Having a strong affective network can make a huge difference during the times we feel more vulnerable or sad. Healthy communication is the best path to build a strong relationship with someone, whether we are talking about a blood relative, a life partner, or a friend. And the people we bond with the most are the ones we seek for help, comfort, or advice. While encouraging someone you love during a tough time, do not forget that toxic positivity is a real thing, and it’s bad. While you might say some things with good intentions, some levels of unreasonable optimism can be quite toxic when imposed on someone who is experiencing a bad moment. To keep you from engaging in toxic communication, we compiled a list of 10 things you shouldn’t say to someone who is feeling distressed.  10. “You’re in trouble” This sentence is the epitome of unhealthy communication. If someone comes to you with a problem, and the only thing you have to say is “You are in trouble” it’s simply best to not say anything at all. This will only reinforce the negative feelings this person is already experiencing, which can do more harm than good. Do not state the obvious. Instead, offer to listen to them, tell them you will help in any way you can, and offer them a little bit of hope.

9. “You’re strong, you can deal with it”

Healthy communication has three major foundations: knowing what you are saying, knowing how to say it, and reading the person you are saying it to. While this phrase is supposed to provide your friend with a feeling of encouragement, hearing it at a low point can have the opposite effect. Telling someone they are strong when they feel nothing but weakness can only remind them of how helpless they are.
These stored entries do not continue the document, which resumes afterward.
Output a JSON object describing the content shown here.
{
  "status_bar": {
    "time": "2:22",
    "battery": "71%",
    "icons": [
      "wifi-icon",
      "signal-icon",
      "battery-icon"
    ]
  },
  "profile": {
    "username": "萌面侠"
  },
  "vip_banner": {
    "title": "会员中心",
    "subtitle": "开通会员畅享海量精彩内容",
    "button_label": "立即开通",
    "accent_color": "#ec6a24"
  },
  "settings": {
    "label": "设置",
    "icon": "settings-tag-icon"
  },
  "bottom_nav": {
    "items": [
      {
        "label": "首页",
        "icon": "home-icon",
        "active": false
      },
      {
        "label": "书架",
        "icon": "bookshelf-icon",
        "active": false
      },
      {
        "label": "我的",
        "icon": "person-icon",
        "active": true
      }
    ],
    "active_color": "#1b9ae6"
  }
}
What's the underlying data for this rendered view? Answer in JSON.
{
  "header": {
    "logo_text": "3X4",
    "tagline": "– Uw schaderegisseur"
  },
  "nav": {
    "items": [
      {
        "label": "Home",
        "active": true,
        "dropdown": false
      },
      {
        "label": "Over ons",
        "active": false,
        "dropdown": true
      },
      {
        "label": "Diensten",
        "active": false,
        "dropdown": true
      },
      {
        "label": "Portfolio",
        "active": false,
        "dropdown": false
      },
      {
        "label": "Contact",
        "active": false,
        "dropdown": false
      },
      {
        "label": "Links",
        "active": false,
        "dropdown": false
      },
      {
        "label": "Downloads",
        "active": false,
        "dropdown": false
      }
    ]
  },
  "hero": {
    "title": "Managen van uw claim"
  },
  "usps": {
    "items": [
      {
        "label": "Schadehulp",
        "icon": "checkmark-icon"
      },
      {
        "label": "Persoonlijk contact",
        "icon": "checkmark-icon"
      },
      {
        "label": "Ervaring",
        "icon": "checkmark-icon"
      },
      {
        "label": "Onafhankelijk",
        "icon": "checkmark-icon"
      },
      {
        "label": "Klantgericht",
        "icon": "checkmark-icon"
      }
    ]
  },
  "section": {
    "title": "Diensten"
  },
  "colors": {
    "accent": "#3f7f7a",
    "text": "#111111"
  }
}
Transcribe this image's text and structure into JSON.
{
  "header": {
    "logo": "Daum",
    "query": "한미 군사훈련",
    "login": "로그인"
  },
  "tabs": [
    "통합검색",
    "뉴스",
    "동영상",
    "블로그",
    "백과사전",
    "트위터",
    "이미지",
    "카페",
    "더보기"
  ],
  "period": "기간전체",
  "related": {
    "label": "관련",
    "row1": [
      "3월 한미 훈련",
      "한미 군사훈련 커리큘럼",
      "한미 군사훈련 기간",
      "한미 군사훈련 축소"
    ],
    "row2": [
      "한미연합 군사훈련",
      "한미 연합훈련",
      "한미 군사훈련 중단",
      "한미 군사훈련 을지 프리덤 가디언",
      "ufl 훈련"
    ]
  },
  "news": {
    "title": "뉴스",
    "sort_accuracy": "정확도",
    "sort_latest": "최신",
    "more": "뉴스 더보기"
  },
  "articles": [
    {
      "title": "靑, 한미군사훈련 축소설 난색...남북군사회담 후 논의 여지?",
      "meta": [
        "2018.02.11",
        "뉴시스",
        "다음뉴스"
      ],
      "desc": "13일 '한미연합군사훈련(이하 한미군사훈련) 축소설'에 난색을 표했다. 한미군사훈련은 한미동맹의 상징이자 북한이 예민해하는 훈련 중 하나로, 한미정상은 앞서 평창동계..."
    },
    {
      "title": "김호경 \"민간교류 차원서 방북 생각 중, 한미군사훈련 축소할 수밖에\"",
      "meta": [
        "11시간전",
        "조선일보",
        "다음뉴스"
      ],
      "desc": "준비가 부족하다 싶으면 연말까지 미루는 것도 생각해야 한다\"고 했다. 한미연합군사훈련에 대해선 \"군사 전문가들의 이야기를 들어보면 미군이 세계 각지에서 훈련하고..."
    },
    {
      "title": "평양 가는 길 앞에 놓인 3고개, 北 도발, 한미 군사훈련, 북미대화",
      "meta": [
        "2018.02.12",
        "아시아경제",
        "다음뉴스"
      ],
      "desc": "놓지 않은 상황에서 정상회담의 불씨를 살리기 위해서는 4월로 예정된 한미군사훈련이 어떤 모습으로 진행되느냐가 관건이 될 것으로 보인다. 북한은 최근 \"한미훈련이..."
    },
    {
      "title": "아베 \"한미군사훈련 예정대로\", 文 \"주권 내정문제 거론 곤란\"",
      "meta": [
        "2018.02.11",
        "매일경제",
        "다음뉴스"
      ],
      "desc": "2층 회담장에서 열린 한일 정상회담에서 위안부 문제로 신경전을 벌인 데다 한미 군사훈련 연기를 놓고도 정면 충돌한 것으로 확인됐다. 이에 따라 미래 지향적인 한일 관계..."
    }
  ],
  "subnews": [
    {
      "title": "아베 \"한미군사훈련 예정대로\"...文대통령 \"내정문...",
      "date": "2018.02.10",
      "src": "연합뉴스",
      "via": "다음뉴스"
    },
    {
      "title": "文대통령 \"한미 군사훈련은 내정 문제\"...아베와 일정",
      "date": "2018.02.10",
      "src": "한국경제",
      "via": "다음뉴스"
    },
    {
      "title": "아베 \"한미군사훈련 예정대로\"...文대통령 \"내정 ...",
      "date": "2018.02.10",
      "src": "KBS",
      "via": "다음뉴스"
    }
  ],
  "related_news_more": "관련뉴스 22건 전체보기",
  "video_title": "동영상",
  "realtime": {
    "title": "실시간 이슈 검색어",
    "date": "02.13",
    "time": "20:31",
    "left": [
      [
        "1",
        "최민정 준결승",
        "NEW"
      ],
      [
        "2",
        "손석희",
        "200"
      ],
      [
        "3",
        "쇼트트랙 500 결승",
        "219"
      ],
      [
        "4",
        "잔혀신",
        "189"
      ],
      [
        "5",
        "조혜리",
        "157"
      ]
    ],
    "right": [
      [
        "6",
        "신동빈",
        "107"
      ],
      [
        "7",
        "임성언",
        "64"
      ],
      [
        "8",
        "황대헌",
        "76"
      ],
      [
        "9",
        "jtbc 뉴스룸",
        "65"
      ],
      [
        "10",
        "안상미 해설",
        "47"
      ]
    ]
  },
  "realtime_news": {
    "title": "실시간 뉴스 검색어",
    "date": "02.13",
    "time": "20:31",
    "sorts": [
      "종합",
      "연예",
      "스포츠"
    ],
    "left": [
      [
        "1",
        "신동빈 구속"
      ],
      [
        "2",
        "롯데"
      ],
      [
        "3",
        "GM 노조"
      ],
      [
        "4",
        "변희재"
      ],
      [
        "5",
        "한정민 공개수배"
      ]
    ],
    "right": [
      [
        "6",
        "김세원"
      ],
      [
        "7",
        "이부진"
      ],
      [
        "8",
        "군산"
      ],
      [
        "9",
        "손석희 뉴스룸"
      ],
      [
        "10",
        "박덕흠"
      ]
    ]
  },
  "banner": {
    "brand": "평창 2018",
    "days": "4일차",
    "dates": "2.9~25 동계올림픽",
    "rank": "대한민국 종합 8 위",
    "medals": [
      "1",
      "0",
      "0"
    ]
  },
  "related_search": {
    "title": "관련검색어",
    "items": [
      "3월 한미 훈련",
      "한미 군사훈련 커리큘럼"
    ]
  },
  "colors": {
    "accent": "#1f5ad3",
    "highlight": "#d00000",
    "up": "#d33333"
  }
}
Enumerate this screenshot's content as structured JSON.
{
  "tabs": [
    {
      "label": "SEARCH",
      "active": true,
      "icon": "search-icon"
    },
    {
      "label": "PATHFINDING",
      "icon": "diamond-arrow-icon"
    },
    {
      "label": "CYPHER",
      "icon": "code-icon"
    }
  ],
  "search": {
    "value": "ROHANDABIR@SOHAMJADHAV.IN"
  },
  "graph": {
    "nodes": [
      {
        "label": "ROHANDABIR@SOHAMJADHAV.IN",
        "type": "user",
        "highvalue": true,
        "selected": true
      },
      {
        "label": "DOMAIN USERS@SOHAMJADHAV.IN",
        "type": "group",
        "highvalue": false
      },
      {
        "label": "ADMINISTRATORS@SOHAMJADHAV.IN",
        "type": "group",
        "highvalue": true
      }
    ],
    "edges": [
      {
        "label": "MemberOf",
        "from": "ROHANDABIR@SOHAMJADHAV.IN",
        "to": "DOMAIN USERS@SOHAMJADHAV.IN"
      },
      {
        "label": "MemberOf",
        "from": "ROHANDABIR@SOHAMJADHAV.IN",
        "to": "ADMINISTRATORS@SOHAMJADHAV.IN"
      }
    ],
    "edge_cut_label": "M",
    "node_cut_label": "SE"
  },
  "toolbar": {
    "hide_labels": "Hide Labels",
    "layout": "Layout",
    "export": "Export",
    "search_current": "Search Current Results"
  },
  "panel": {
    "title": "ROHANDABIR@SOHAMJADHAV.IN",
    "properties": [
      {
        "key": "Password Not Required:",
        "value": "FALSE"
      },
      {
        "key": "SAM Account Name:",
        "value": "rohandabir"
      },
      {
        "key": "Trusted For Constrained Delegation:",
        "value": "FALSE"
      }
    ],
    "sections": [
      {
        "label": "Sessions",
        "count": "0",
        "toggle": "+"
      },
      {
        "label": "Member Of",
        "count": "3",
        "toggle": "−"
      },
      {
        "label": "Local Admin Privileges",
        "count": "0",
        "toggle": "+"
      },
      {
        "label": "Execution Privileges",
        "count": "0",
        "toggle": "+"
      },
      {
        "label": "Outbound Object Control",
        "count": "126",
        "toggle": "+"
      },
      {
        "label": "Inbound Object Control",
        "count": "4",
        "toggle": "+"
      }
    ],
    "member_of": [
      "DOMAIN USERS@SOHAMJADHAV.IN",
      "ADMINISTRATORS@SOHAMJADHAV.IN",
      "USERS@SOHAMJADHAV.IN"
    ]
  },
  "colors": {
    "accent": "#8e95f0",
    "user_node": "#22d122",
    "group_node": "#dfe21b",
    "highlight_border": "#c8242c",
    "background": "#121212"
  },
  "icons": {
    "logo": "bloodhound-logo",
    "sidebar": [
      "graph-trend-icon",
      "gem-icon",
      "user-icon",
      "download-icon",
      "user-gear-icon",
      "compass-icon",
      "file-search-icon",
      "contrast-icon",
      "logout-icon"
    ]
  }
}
Instead, empathize with their feelings and offer your help. 

8. “I’ve been there too”

Sometimes, the easiest way you can think of to show empathy towards someone is to let them know you have experienced the same situation. But have you though? Probably not. Every single person experiences things differently – everyone has a unique background and goes through equally singular situations. Before making things about you and how you experienced a similar situation, let them know that their problem is valid. Then, proceed to tell them that you have experienced something similar, and that if they think it might help, you can share your experience with them. But mostly, be an active listener. Sometimes all people need is a shoulder to cry on.